Ce qui me gene dans le fais de dire que le corps et la genese des maux , c'est que l'esprit humain et Grand , il suffit de voir des Hommes qui poussent les limites du corps seulement avec force de l'esprit nager dans des eaux a - 5 degrés pendant des heures ou survivre sans manger pendant 3moi dans des conditions extreme ? Qui survivrais à part avec une force mentale hors du commun; Pour moi il n'y a pas de limite a '' l'ame "; l'esprit est infini, mais le corps lui etant fini..

Emilie Merienne 19/11/2014 11:37

Je suis d'accord avec la majeure partie de vos propos Simon, c'est juste qu'ils n'illustrent pas le sujet traité...D'autre part, j'aime rester ouverte concernant certains concepts, parce qu''ils ne sont pas compris, partagés par tout le monde et qu'il faut respecter les croyances de chacun. J'ai mes propres croyances et je ne souhaite nullement les imposer/dicter à quiconque... Le dépassement de nos limites, qu'elles soient corporelles (physiques), mentales (non-physiques) ou spirituelles (métaphysiques) existent sens aucun doute, de façon rare...

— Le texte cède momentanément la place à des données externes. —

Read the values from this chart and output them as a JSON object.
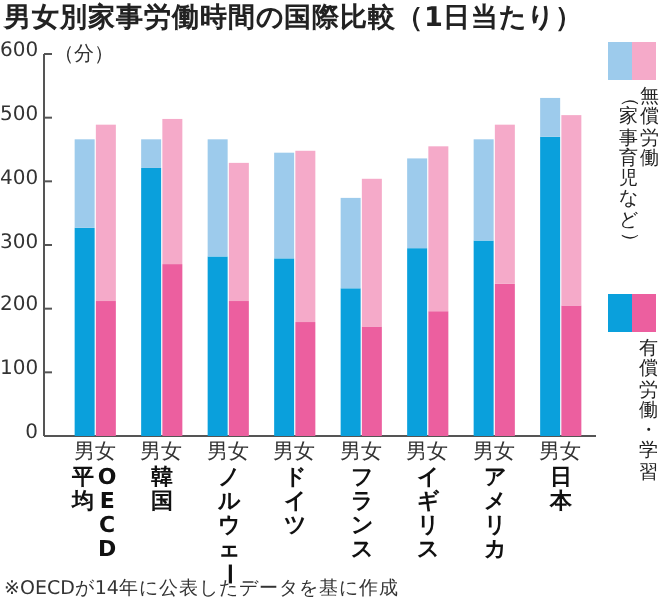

Je reviendrai sur votre phrase où vous pensez que je défends que le corps est la genèse des maux... Il faudrait définir ce que sont les maux, parce que ma croyance est : que le corps est la manifestation physique de nos maux non reconnus par la conscience... C'est à dire que lorsque l'esprit nie nos émotions, le corps va développer des maladies (mal à dire) des maux qui seront l'expression de ce qui n'est pas reconnu en nous consciemment. Bon c'est ma croyance et je ne l'impose à personne. C'est pourquoi le corps et l'esprit sont toujours liés puisque "soigné" l’esprit sans le corps, ou "soigné" le corps sans l'esprit, c'est prendre le risque que le problème ne soit pas réglé et revienne tôt ou tard. Et je vous dirai aussi que le corps a moins, ou n'a pas les limites que nous pensons, en allant justement dans le sens des exemples extrêmes que vous avez cités.